Zaqueo, el hombre rico y jefe de publicanos de baja estatura, a pesar de sus limitaciones físicas y espirituales desea ver a Jesús. Y este deseo es más fuerte que todas sus limitaciones (cfr. Lc 19, 1-10).
Queridos hermanos, este domingo Nuestro Señor nos invita a convertir nuestro corazón como Zaqueo que se convirtió por deseo de recibir la salvación que viene de Dios. Sabemos por la Escritura que Zaqueo era cobrador de impuestos, y que, en tiempos de Jesús, éste era un oficio que, por su propia naturaleza, distanciaba del resto de la sociedad pues no era bien visto desempeñar el cargo y enriquecerse a expensas del esfuerzo y el trabajo de los demás. Era un pecador público y nuestro Señor Jesucristo no tiene impedimento alguno para hospedarse en su casa.
El deseo ardiente del pecador de contemplar a Jesús es lo que le hace digno a los ojos de Dios. Y es que no podemos verle si no es con la conciencia limpia y con el ferviente deseo de convertirnos y de estar abiertos a recibir la gracia que de él proviene. En esta ocasión no es un mendigo el que sigue a Jesús, no es un enfermo ni un leproso que busca la salvación; ahora es un rico que recibe con alegría a Jesús en su casa, que se compromete a corregir el camino de su vida, aunque esto implique esforzarse más y dejar la vida de comodidad que ha tenido. Zaqueo reconoce la necesidad de los demás y su propia capacidad de ayudarles, por eso entregará la mitad de sus bienes a los pobres y restituirá cuatro veces más a los que haya defraudado. Zaqueo ha permitido que Jesús toque su corazón.
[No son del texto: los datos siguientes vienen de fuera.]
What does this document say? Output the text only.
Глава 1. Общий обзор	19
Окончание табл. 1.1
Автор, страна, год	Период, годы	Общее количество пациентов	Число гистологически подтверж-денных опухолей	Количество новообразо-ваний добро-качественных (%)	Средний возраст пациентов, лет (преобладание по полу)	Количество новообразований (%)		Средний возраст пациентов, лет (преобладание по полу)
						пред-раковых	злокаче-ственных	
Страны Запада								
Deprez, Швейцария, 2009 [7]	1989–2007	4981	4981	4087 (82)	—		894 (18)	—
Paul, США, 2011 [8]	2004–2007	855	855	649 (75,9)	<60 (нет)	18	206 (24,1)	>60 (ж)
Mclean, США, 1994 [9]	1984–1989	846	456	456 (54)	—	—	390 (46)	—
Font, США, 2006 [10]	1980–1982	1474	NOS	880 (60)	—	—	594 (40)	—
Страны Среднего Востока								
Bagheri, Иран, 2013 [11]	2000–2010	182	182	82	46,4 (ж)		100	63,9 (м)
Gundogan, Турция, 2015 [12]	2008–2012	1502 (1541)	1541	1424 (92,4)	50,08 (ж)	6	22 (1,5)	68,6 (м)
Y estas son, precisamente, tres actitudes que nosotros debemos tener: procurar ver a Jesús, recibirle en nuestra casa y permitir que, a través de la escucha de su palabra, toque nuestro corazón. Ver a Jesús implica seguirle e imitarle, es verlo con los ojos del alma y con el espíritu que mueve nuestros corazones y los hace arder al reconocer que él nos ama a pesar de nuestras propias limitaciones físicas y espirituales. Jesús ve más allá de ellas: ve las intenciones de nuestro corazón y de nuestros actos; y así, por pura misericordia y puro amor, es capaz de sanar nuestra alma y decirnos: «Hoy ha llegado la salvación a esta casa».
Pero, para ello, precisamos reconocernos pecadores y necesitados de la compasión de Dios. Entre todos sus atributos, su bondad y su misericordia son insospechadas: se compadece de nosotros, aunque no lo merezcamos, y perdona siempre nuestras faltas.
Dejemos pues que la salvación llegue a nuestra casa, recibamos a Jesús en nuestro corazón, pongámonos de pie como lo hizo Zaqueo y entreguemos nuestra vida al servicio de los más necesitados y pidamos perdón a aquellos a los que hemos defraudado. Convirtamos nuestro corazón y recibamos en él a Dios, porque solo él puede llenar nuestra vida de la felicidad que tanto anhelamos.